Theoretical
Two or three decades ago, arguments about the advisability of unrestrained government spending and the increasing growth of the federal government were theoretical in nature. Most people on the Left supported a large role for government with its attendant costs and chose to ignore the long term consequences of unrestrained spending. Most people on the right argued against big government, but conservative politicians did little to restrain spending growth and the deficits that resulted.
Today, the arguments are no longer theoretical. Europe (at the moment it’s Greece, soon to be followed by Italy and Spain) is providing us with the consequences of big government and unrestrained spending. The harsh reality cannot be wished away. Reuters reports:
As [the EU] parliament prepared to vote on a new 130 billion euro bailout to save Greece from a messy bankruptcy, a Reuters photographer saw buildings in Athens engulfed in flames and huge plumes of smoke rose in the night sky.
"We are facing destruction. Our country, our home, has become ripe for burning, the centre of Athens is in flames. We cannot allow populism to burn our country down," conservative lawmaker Costis Hatzidakis told parliament.
The air in Syntagma Square outside parliament was thick with tear gas as riot police fought running battles with youths who smashed marble balustrades and hurled stones and petrol bombs.
Terrified Greeks and tourists fled the rock-strewn streets and the clouds of stinging gas, cramming into hotel lobbies for shelter as lines of riot police struggled to contain the mayhem.
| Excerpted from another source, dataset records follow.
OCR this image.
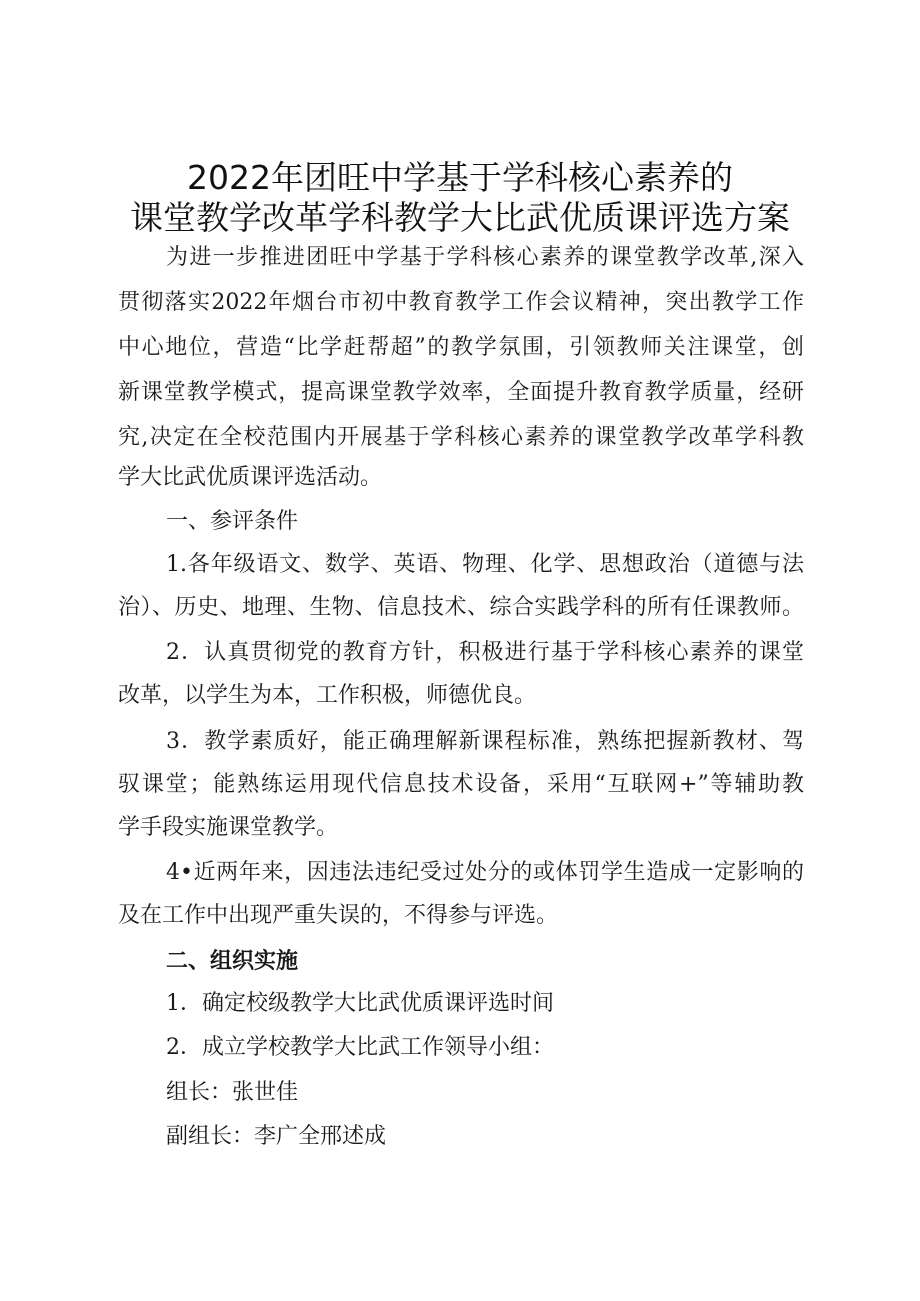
2022年团旺中学基于学科核心素养的
课堂教学改革学科教学大比武优质课评选方案
为进一步推进团旺中学基于学科核心素养的课堂教学改革,深入
贯彻落实2022年烟台市初中教育教学工作会议精神，突出教学工作
中心地位，营造“比学赶帮超”的教学氛围，引领教师关注课堂，创
新课堂教学模式，提高课堂教学效率，全面提升教育教学质量，经研
究,决定在全校范围内开展基于学科核心素养的课堂教学改革学科教
学大比武优质课评选活动。
一、参评条件
1.各年级语文、数学、英语、物理、化学、思想政治（道德与法
治）、历史、地理、生物、信息技术、综合实践学科的所有任课教师。
2．认真贯彻党的教育方针，积极进行基于学科核心素养的课堂
改革，以学生为本，工作积极，师德优良。
3．教学素质好，能正确理解新课程标准，熟练把握新教材、驾
驭课堂；能熟练运用现代信息技术设备，采用“互联网+”等辅助教
学手段实施课堂教学。
4•近两年来，因违法违纪受过处分的或体罚学生造成一定影响的
及在工作中出现严重失误的，不得参与评选。
二、组织实施
1．确定校级教学大比武优质课评选时间
2．成立学校教学大比武工作领导小组：
组长：张世佳
副组长：李广全邢述成
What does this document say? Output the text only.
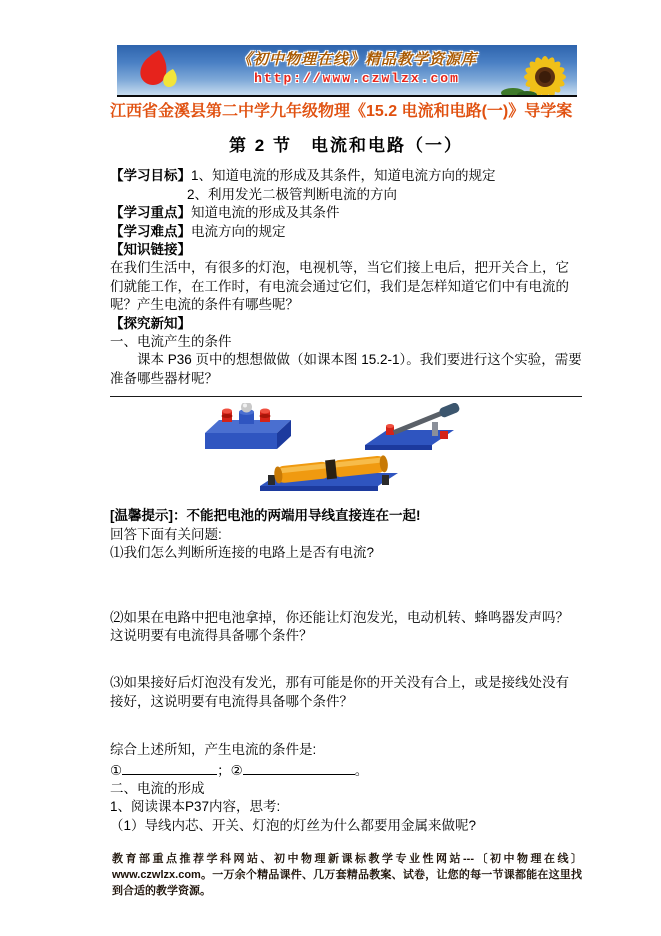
《初中物理在线》精品教学资源库
http://www.czwlzx.com
江西省金溪县第二中学九年级物理《15.2 电流和电路(一)》导学案
第 2 节　电流和电路（一）
【学习目标】1、知道电流的形成及其条件，知道电流方向的规定
2、利用发光二极管判断电流的方向
【学习重点】知道电流的形成及其条件
【学习难点】电流方向的规定
【知识链接】
在我们生活中，有很多的灯泡，电视机等，当它们接上电后，把开关合上，它们就能工作，在工作时，有电流会通过它们，我们是怎样知道它们中有电流的呢？产生电流的条件有哪些呢？
【探究新知】
一、电流产生的条件
课本 P36 页中的想想做做（如课本图 15.2-1）。我们要进行这个实验，需要准备哪些器材呢？
[温馨提示]：不能把电池的两端用导线直接连在一起!
回答下面有关问题:
⑴我们怎么判断所连接的电路上是否有电流?
⑵如果在电路中把电池拿掉，你还能让灯泡发光，电动机转、蜂鸣器发声吗？这说明要有电流得具备哪个条件？
⑶如果接好后灯泡没有发光，那有可能是你的开关没有合上，或是接线处没有接好，这说明要有电流得具备哪个条件？
综合上述所知，产生电流的条件是:
①	；②	。
二、电流的形成
1、阅读课本P37内容，思考:
（1）导线内芯、开关、灯泡的灯丝为什么都要用金属来做呢?
教育部重点推荐学科网站、初中物理新课标教学专业性网站---〔初中物理在线〕www.czwlzx.com。一万余个精品课件、几万套精品教案、试卷，让您的每一节课都能在这里找到合适的教学资源。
State NET television reported that trouble had also broken out in Heraklion, capital of the tourist island of Crete, as well as the towns of Volos and Agrinio in central Greece.
Despite the chaos, Finance Minister Evangelos Venizelos warned that Greeks faced "unimaginably harsher" sacrifices if parliament rejected the package, which demands deep pay, pension and job cuts, when it votes later in the evening.
Tomorrow, President Obama will introduce a 2013 federal budget that has virtually no real spending cuts whatsoever, does absolutely nothing to address the structure problems with entitlements, suggests that taxing the "rich" is our road to solvency, and continues to promote his fantasy that big government can cure our nation’s ills.
It’s almost as if the President and his supporters refuse to recognize the ominous signs in the Reuters reports. The fires and social unrest in Greece are real, not theoretical. They are a consequence of decades of lies offered by irresponsible politicians to a Greek public that was only too happy to accept massive government subsidies, handouts, and cradle-to-grave government programs. These became “rights” that were inalienable—until the money ran out. And now that forced austerity is necessary, a deep anger that has shaken Greece to its core.
The Greek story should be a lesson for all of us in the United States. It is truly tragic that our President and his supporters refuse to learn from it.
Update (13 Feb 2012):
And today in Greece reported by Reuters:
Scenes [in Athens and other locales] of running battles between police and rioters and flames engulfing cinemas, shops and banks underscored a sense of deepening turmoil in the country after more than four years of recession and two of punishing austerity.
Meanwhile, the President's spokespeople were making the Sunday rounds claiming that Obama's budget really does cut spending, that his health care mandate will save the country money, and that if millionaires would only pay their "fair share," all would be well. These claims are startlingly dishonest and even worse, will drive us closer to a time when must face what Greece is living through at the moment.